Ordinary and Extraordinary

People sometimes have difficulty with the idea of experiencing God in the ordinary. They think that a “real” religious experience has to be extraordinary – said in a way that precludes there being anything ordinary about it.

I read a line in my draft manuscript the other day in which I described something as being “at the same time, ordinary and extraordinary.” When I read the line (which I hadn’t read in a long time), I was immediately reminded of one of Thomas Merton’s foundational religious experiences (which he describes in Seven-Storey Mountain). Although I don’t have the book with me here at St. Benedict’s, I recall the passage well, since I often use it with people as a way of talking about the characteristics of special religious experiences. Merton’s experience was a quite extraordinary one, yet he writes in two places that what he saw was also quite ordinary.
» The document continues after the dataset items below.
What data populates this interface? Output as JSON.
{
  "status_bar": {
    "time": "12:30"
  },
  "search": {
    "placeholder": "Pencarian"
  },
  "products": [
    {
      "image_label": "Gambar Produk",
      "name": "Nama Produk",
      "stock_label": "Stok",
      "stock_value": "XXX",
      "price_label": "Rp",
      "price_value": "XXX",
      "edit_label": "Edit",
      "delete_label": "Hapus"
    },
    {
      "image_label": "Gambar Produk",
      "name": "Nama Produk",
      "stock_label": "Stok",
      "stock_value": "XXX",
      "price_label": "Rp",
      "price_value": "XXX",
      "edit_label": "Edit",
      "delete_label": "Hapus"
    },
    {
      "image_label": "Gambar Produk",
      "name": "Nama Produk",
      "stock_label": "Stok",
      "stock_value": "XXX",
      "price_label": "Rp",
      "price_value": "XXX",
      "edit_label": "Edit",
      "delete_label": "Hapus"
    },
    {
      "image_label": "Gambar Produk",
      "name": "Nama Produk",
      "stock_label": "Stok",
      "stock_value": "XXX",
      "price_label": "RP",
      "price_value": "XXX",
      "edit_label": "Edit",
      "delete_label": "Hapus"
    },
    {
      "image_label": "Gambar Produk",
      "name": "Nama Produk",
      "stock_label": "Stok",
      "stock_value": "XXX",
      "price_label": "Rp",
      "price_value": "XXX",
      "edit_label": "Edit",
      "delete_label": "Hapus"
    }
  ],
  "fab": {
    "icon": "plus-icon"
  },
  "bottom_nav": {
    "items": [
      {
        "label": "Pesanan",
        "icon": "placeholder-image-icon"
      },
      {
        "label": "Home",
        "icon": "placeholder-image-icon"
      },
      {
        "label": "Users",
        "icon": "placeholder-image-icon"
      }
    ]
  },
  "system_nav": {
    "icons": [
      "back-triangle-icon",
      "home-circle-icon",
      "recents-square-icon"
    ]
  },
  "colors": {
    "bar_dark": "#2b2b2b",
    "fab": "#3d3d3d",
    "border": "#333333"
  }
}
Still ruminating on this, I picked up the galleys of a forthcoming book about which I’ve been asked to write a review essay. By coincidence (is anything ever a coincidence?) I started reading the author’s description of a deep experience of God he had, in which he said that the experience was extraordinary by definition, and yet absolutely ordinary.

This all leads me to think that the mistake people sometimes make is thinking of ordinary and extraordinary as two mutually exclusive categories. But with God, I think ordinary and extraordinary collide. And that means if one rules out God in the ordinary, there may be no extraordinary in which to find God.